Dopo mesi di dissidi tra Beppe Grillo, fondatore del Movimento 5 Stelle, e Giuseppe Conte, presidente del partito, si è tenuta 15 giorni fa l’Assemblea costituente in cui gli iscritti del partito hanno votato online per la modifica di diverse regole all’interno del Movimento, per definire il posizionamento politico del partito e per la scelta sulle alleanze.
Il risultato è stato il seguente: abolizione della figura del Garante (azzerando così i poteri di Grillo e dando più autonomia a Conte), aumento del numero massimo dei mandati da 2 a 3 per i propri membri eletti in cariche pubbliche, possibilità di modificare nome e simbolo del partito. Per quanto riguarda il posizionamento politico gli iscritti hanno deciso di definire il partito “progressista indipendente” collocandolo di fatto nel centrosinistra e superando l’ambiguità del passato (non si è mai capito veramente se il partito avesse idee di sinistra o di destra).
In sostanza sono stati fatti fuori Beppe Grillo e tutti i principi del suo Movimento. Il giorno dopo il voto lo stesso Beppe Grillo ha però esercitato il suo diritto, previsto dallo statuto del partito, di chiedere la ripetizione della votazione, per cui in questo fine settimana si sta di nuovo votando sugli stessi quesiti costituenti.
Nella prima tornata il 62% aveva votato per l’abolizione del garante e il 72% per il superamento dei due mandati. Vedremo quale sarà il risultato di queste seconda e ultima consultazione.
In settimana Grillo sì è presentato alla guida di un carro funebre per celebrare metaforicamente il funerale del Movimento, un macabro show che forse chiude definitivamente il capitolo M5S. A mio avviso, però, il Movimento è già morto da un bel pezzo. A Grillo vorrei fare questa domanda: perché non si è celebrato il funerale quando il Movimento 5 Stelle, che in origine prometteva di prendere le distanze dalla destra e dalla sinistra, in pochi anni è passato dal far parte di un governo di destra sovranista e populista con la Lega (gialloverde) a uno di sinistra ed europeista con il Pd (giallorosso), a uno di responsabilità con Mario Draghi (con cui trattò Grillo direttamente) allargato a tutte le forze politiche? Si sono alleati con tutti pur di non perdere il potere, proprio loro che avrebbero dovuto aprire il Parlamento come una scatoletta di tonno. Per Grillo non si era già allora persa l’identità del partito?
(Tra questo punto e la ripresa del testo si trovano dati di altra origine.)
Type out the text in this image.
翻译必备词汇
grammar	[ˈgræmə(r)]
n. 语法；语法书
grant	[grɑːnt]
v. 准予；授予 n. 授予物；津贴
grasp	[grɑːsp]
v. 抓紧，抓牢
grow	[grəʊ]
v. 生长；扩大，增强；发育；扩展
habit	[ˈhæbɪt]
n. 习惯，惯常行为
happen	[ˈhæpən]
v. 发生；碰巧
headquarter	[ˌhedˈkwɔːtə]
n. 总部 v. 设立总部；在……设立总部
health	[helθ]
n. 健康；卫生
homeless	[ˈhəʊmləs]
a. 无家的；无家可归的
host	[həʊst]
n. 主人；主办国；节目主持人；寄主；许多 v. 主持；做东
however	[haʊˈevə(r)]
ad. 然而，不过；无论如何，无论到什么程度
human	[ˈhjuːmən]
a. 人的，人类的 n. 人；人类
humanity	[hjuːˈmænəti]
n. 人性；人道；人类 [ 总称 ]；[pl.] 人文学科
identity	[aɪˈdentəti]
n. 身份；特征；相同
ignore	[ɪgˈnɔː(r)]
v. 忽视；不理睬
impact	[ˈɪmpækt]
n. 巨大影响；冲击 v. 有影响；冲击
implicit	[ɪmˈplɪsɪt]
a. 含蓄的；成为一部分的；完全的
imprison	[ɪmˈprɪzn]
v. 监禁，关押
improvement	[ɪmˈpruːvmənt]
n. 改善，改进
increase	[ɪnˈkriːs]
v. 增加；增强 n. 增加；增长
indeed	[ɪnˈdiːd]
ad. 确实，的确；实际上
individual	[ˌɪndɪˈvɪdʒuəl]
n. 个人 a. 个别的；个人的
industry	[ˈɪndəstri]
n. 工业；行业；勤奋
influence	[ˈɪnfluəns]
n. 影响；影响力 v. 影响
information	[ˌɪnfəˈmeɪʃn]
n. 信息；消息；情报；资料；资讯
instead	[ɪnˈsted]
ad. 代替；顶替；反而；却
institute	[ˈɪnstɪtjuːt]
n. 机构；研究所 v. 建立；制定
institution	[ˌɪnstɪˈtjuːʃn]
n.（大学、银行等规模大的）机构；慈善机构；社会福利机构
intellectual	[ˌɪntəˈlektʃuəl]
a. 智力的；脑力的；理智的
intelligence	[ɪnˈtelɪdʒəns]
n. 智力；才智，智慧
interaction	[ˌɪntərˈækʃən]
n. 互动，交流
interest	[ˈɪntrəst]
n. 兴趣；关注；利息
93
Altra cialtronata è il vincolo dei due mandati, nato dall’idea populista di impedire che la politica diventasse una professione. Inizialmente stava bene a tutti, col passare degli anni invece, quando il tempo stava inesorabilmente scadendo per i dirigenti più noti, la regola ha cominciato a vacillare: altro calcio all’identità e alla dignità del partito.
Passiamo ai numeri. Il partito dell’”uno vale uno” (tanto da volere cancellare il doppio mandato perché un candidato più noto vale più di uno non noto), della cancellazione della povertà e dello streaming è passato in pochi anni dal 33% a percentuali irrisorie. I risultati sono deludenti, e non solo a livello locale (dove il Movimento è quasi sparito) come vogliono far credere i pentastellati. Alle elezioni europee di giugno il partito è sceso sotto il 10% per la prima volta in un test nazionale. È in caduta libera. Quando le cose vanno così male serve cambiare i vertici del partito, funziona così in qualsiasi ambito.
Conte è stato nominato presidente del Consiglio senza avere fatto mai politica prima. Terminato l’incarico si è visto affidare un partito. Personalmente ritengo che sia più facile passare da capo di partito a presidente del Consiglio che viceversa. Mario Monti fece un percorso analogo a quello dell’ex avvocato del popolo, e andò male ugualmente.
Concludo con un altro rebus lanciato da Grillo in settimana: il Movimento è morto ma “l’humus che c’è dentro non è morto”. La frase sembra far capire che nascerà un nuovo soggetto politico. A mio parere l’unica persona in grado di riaccendere gli animi delusi potrebbe essere Di Battista che, superato da Di Maio quale capo del partito, si era messo da parte con la speranza di rientrare in gioco, da leader, dopo i due mandati vincolanti dei dirigenti del Movimento. Non aveva fatto i conti, però, con coloro che una volta accaparrato il potere non vogliono più disfarsene.
C’è da chiedersi tuttavia se i cittadini avranno ancora voglia di affidare il proprio disagio e i propri risparmi a delle persone brave a urlare e a promettere ma che in precedenza non hanno amministrato neanche un condominio.